Firmenwagen für Mitarbeiter

Dienstwagen für Mitarbeiter

Bei privater Nutzung muss der Mitarbeiter jedoch auf diesen Vorteil Steuern zahlen. Der Firmenwagen für die private Nutzung bedeutet, dass das Unternehmen den Firmenwagen auch nach der Arbeit seinen Mitarbeitern überlässt. Im Falle einer rein geschäftlichen Nutzung durch verschiedene Mitarbeiter wird in der Regel ein Logbuch geführt. Der Firmenwagen wird von vielen Arbeitgebern als Motivation für ihre Mitarbeiter genutzt.

Privatnutzung = finanzieller Nutzen

Dienstwagen werden den Mitarbeitern vom Dienstgeber aus ganz verschiedenen Gründen zur Verfuegung gestellt. 2. Aber ist das eine attraktive Ergänzung für den Mitarbeiter oder eine steuerliche Falle? Zusätzlich zur alltäglichen Nutzung zur Erfüllung der vertraglichen Aufgaben (z.B. im Außendienst) oder der verstärkten Vertretung des Unternehmens in der öffentlichen Wahrnehmung werden in der Regel Dienstwagen als Teil des Gehaltspaketes an die Mitarbeiter ausgehändigt.

Mitarbeiter, die einen Firmenwagen zur Privatnutzung bekommen, sind in der Regel in leitender Funktion beschäftigt oder sollen für langjährige gute Leistung entlohnt werden. Als Status-Symbol soll der Dienstwagen dazu dienen, die Verbundenheit mit dem Betrieb zu stärken. Der Mitarbeiter kann dann je nach Vertragsvereinbarung den ihm zur VerfÃ?gung gestellten Dienstwagen nicht nur fÃ?r seine An- und Abreise zum Arbeitsplatz, sondern auch fÃ?r andere private Reisen bis hin zu ausgedehnten Urlaubsfahrten verwenden.

In der Regel werden die Anschaffungs- und Instandhaltungskosten, d.h. Wartungs- und Instandhaltungskosten, Steuer- und Versicherungskosten und nicht zu vergessen das Tanken, vollumfänglich vom Auftraggeber getragen. Durch diese Kostenübernahme, die der Mitarbeiter für ein eigenes, von ihm selbst erworbenes Auto zu übernehmen hätte, entsteht ein geldwerter Vorteil bei der Benutzung eines Dienstwagens.

Für das Finanzamt heißt das: Statt das Gehalt des Mitarbeiters in bar auszuzahlen, wird ein Sachvermögen auf den Mitarbeiter übertragen.

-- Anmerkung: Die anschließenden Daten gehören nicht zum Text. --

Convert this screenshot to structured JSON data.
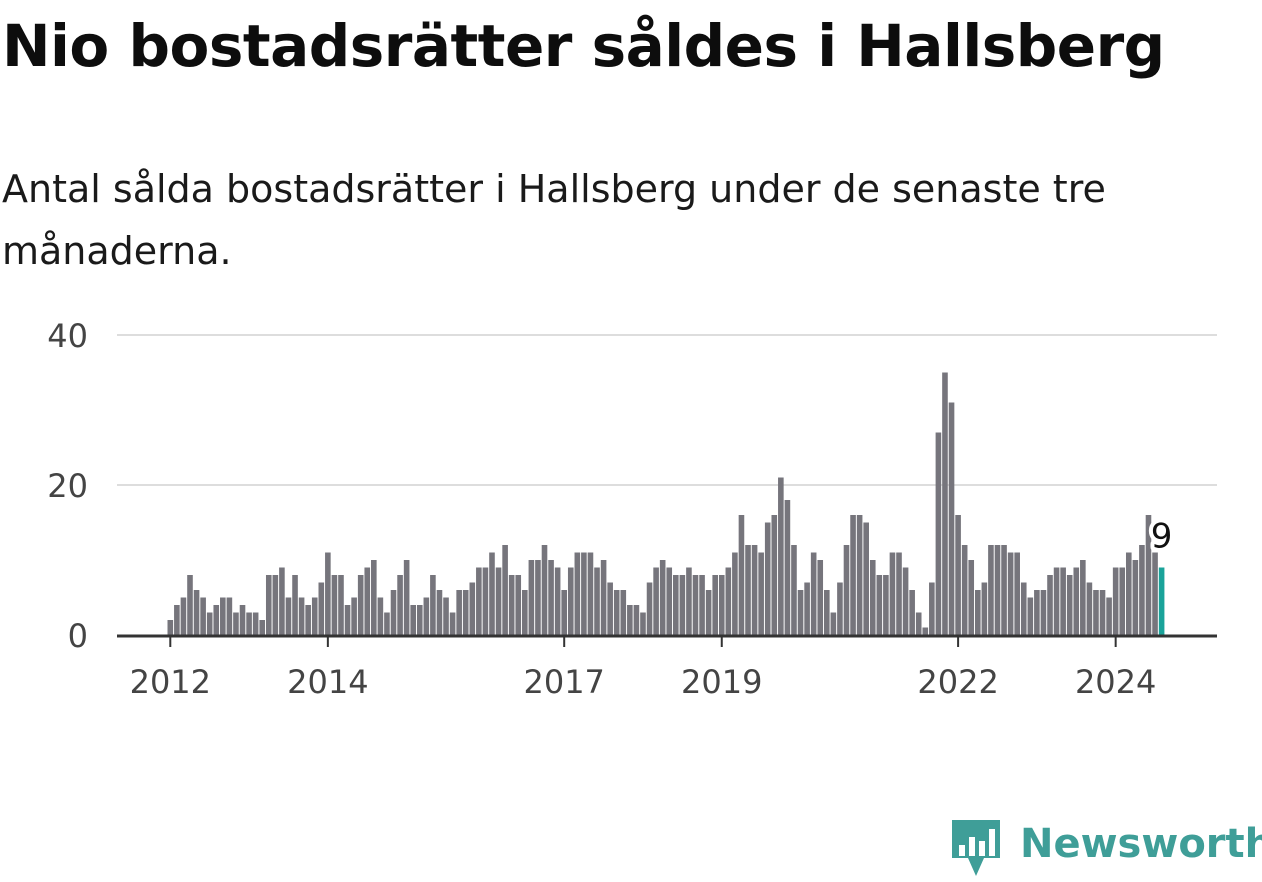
{
  "title": "Nio bostadsrätter såldes i Hallsberg",
  "subtitle": "Antal sålda bostadsrätter i Hallsberg under de senaste tre månaderna.",
  "brand": {
    "name": "Newsworthy",
    "icon": "newsworthy-logo-icon",
    "color": "#3f9e98"
  },
  "colors": {
    "bar": "#76757c",
    "highlight": "#1aa39a",
    "grid": "#dddddd",
    "axis": "#333333",
    "tick_text": "#444444"
  },
  "chart_data": {
    "type": "bar",
    "title": "",
    "xlabel": "",
    "ylabel": "",
    "ylim": [
      0,
      40
    ],
    "yticks": [
      "0",
      "20",
      "40"
    ],
    "xticks": [
      "2012",
      "2014",
      "2017",
      "2019",
      "2022",
      "2024"
    ],
    "grid": true,
    "series": [
      {
        "values": [
          2,
          4,
          5,
          8,
          6,
          5,
          3,
          4,
          5,
          5,
          3,
          4,
          3,
          3,
          2,
          8,
          8,
          9,
          5,
          8,
          5,
          4,
          5,
          7,
          11,
          8,
          8,
          4,
          5,
          8,
          9,
          10,
          5,
          3,
          6,
          8,
          10,
          4,
          4,
          5,
          8,
          6,
          5,
          3,
          6,
          6,
          7,
          9,
          9,
          11,
          9,
          12,
          8,
          8,
          6,
          10,
          10,
          12,
          10,
          9,
          6,
          9,
          11,
          11,
          11,
          9,
          10,
          7,
          6,
          6,
          4,
          4,
          3,
          7,
          9,
          10,
          9,
          8,
          8,
          9,
          8,
          8,
          6,
          8,
          8,
          9,
          11,
          16,
          12,
          12,
          11,
          15,
          16,
          21,
          18,
          12,
          6,
          7,
          11,
          10,
          6,
          3,
          7,
          12,
          16,
          16,
          15,
          10,
          8,
          8,
          11,
          11,
          9,
          6,
          3,
          1,
          7,
          27,
          35,
          31,
          16,
          12,
          10,
          6,
          7,
          12,
          12,
          12,
          11,
          11,
          7,
          5,
          6,
          6,
          8,
          9,
          9,
          8,
          9,
          10,
          7,
          6,
          6,
          5,
          9,
          9,
          11,
          10,
          12,
          16,
          11,
          9
        ]
      }
    ],
    "highlight": {
      "index": 151,
      "value": 9,
      "label": "9"
    }
  }
}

Bei einem unentgeltlich zur Verfuegung stehenden Dienstwagen wird zunaechst die 1%-Regel angewandt. Darin heißt es, dass für die Besteuerung der Sachleistung 1% des Bruttopreises des betreffenden Fahrzeugs auf die monatlichen Bruttovergütungen angerechnet wird, um später die Einkommenssteuer dieser höheren Vergütung zu ermitteln.

Die so geschuldete Abgabe deckt alle reinen privaten Verwertungskosten ab. Ein weiterer Grund für die Benutzung des Dienstwagens für die tägliche Fahrt zur Arbeit ist jedoch die Tatsache, dass das Steueramt einen weiteren Grund nutzt. Bei regelmässiger Benutzung wird der Abstand zwischen Wohnung und Arbeitsplatz mit einem Zuschlag von 0,03% pro Kilometer zur 1%-Regel hinzugerechnet.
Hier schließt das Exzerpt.